In 2011, the Tomblin campaign paid Andrew $3,500, according to a campaign finance report.
"All that was done by the campaign manager, but I think there was something with those signs or something they put up," Tomblin told the Gazette-Mail on Wednesday, after speaking at the West Virginia Business Summit at The Greenbrier resort. "Obviously, he invoiced the committee, and he was paid. Any of the services he rendered he was paid for, like everybody else."
Tomblin said he didn't know DOH equipment division employees reportedly had worked for his campaign while on state time.
"From what I saw of the indictment, there were some things done on state time that we had no knowledge of," he said.
Tomblin said he had known Andrew for five or six years and was aware that Andrew formerly ran the equipment division, which has about 100 employees and distributes trucks, machinery and parts to DOH district office across the state.
Amid the federal investigation, Andrew was reassigned in January 2014 as special executive assistant to Mattox. He kept an office in Buckhannon and received a pay raise before he abruptly resigned in August of that year.
"I think the Division of Highways started addressing the problem and removed him from the [equipment division director's] position up in Buckhannon," Tomblin said. "That's really about the first time I knew about the alleged things that they indicted him for."

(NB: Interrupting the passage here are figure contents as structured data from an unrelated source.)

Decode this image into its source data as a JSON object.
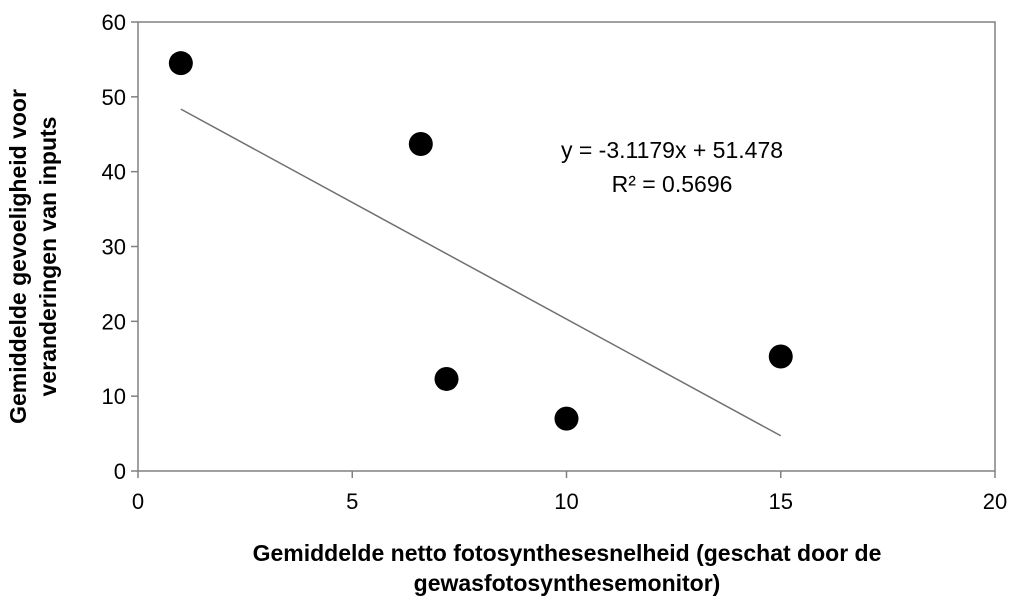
{
  "chart_data": {
    "type": "scatter",
    "points": [
      {
        "x": 1,
        "y": 54.5
      },
      {
        "x": 6.6,
        "y": 43.7
      },
      {
        "x": 7.2,
        "y": 12.3
      },
      {
        "x": 10,
        "y": 7
      },
      {
        "x": 15,
        "y": 15.3
      }
    ],
    "trendline": {
      "type": "linear",
      "slope": -3.1179,
      "intercept": 51.478,
      "x_range": [
        1,
        15
      ]
    },
    "equation_label": "y = -3.1179x + 51.478",
    "r_squared_label": "R² = 0.5696",
    "xlabel": "Gemiddelde netto fotosynthesesnelheid (geschat door de gewasfotosynthesemonitor)",
    "xlabel_lines": [
      "Gemiddelde netto fotosynthesesnelheid (geschat door de",
      "gewasfotosynthesemonitor)"
    ],
    "ylabel": "Gemiddelde gevoeligheid voor veranderingen van inputs",
    "ylabel_lines": [
      "Gemiddelde gevoeligheid voor",
      "veranderingen van inputs"
    ],
    "xlim": [
      0,
      20
    ],
    "ylim": [
      0,
      60
    ],
    "xticks": [
      0,
      5,
      10,
      15,
      20
    ],
    "yticks": [
      0,
      10,
      20,
      30,
      40,
      50,
      60
    ],
    "grid": false,
    "legend": false,
    "colors": {
      "marker": "#000000",
      "trendline": "#707070",
      "axis": "#808080"
    }
  }
}
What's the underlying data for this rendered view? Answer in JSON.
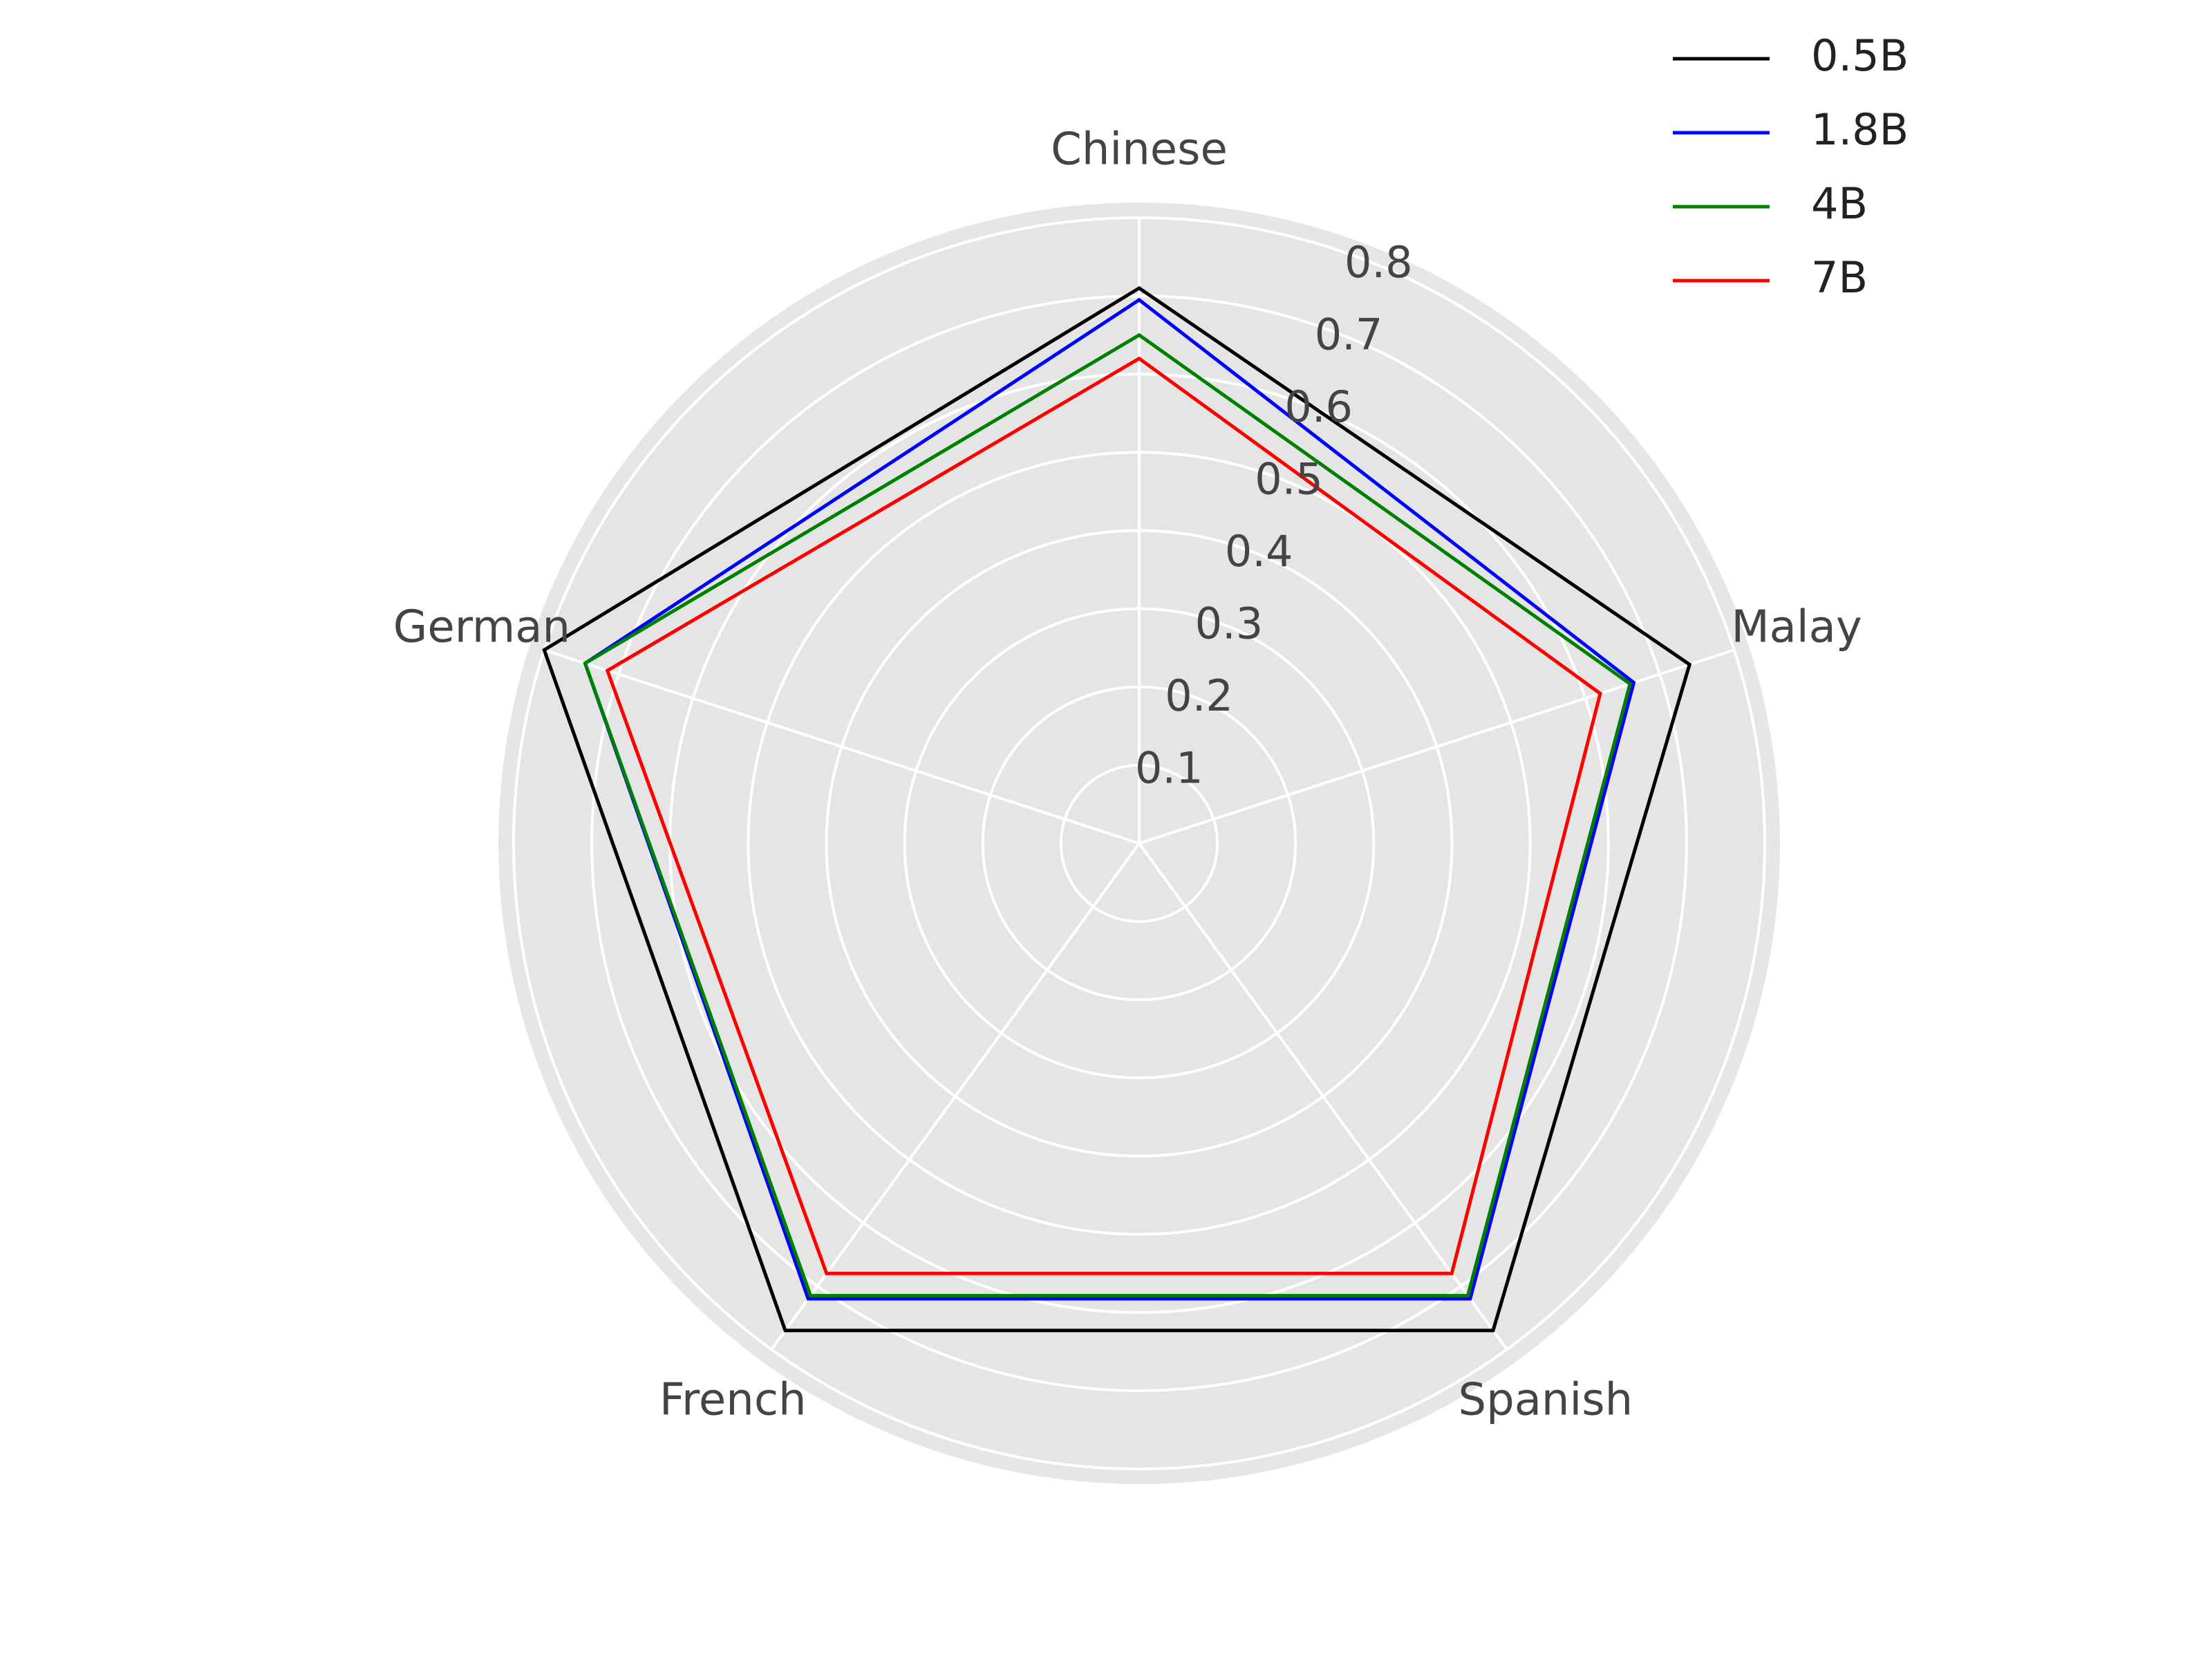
{
  "chart_data": {
    "type": "radar",
    "axes": [
      "Chinese",
      "Malay",
      "Spanish",
      "French",
      "German"
    ],
    "rlim": [
      0,
      0.8
    ],
    "rticks": [
      0.1,
      0.2,
      0.3,
      0.4,
      0.5,
      0.6,
      0.7,
      0.8
    ],
    "rtick_labels": [
      "0.1",
      "0.2",
      "0.3",
      "0.4",
      "0.5",
      "0.6",
      "0.7",
      "0.8"
    ],
    "grid": true,
    "legend_position": "top-right",
    "series": [
      {
        "name": "0.5B",
        "color": "#000000",
        "values": [
          0.71,
          0.74,
          0.77,
          0.77,
          0.8
        ]
      },
      {
        "name": "1.8B",
        "color": "#0000ff",
        "values": [
          0.695,
          0.665,
          0.72,
          0.72,
          0.745
        ]
      },
      {
        "name": "4B",
        "color": "#008000",
        "values": [
          0.65,
          0.66,
          0.715,
          0.715,
          0.745
        ]
      },
      {
        "name": "7B",
        "color": "#ff0000",
        "values": [
          0.62,
          0.62,
          0.68,
          0.68,
          0.715
        ]
      }
    ]
  }
}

Andrew's 43-page indictment alleges multiple schemes that the former high-ranking DOH official took part in:
n In 2013, Andrew received a $3,000 kickback from a salvage company. Andrew directed DOH workers to put six sheets of aluminum plating in dumpsters in Upshur County. The salvage business paid the equipment division $2,800 for the aluminum and later sold the scrap metal for $14,800. Andrew and another DOH worker demanded a kickback, and the salvage company's owner hand-delivered $3,000 in cash to Andrew.
n Andrew directed DOH workers to use state-issued credit cards - called "P" cards - to buy more than $1 million in tractor mower components from Mo Trim Inc., a Cambridge, Ohio, company. Mo Trim had a state contract to sell only smaller mower parts, but Andrew used the contract to buy the larger mower components. Andrew later worked with Mo Trim executives to rig a bid that was awarded to a company that sold tractors compatible with Mo Trim's mowers.
n Andrew directed DOH workers to drive former DOH trucks sold at auction to Baltimore and Montreal. DOH employees, on state time, delivered the trucks to buyers at no cost - a violation of state surplus property rules. Buyers are required to arrange and pay all delivery expenses.
n Andrew re-sold cranes and trucks the DOH purchased at federal General Services Administration auctions. GSA rules forbid the re-selling of vehicles and equipment.
n He also tampered with DOH documents and directed his former secretary to lie to a federal grand jury.
The U.S. Attorney's Office, FBI, the West Virginia Legislature's Commission on Special Investigations and the West Virginia State Police had been investigating Andrew for more than three years.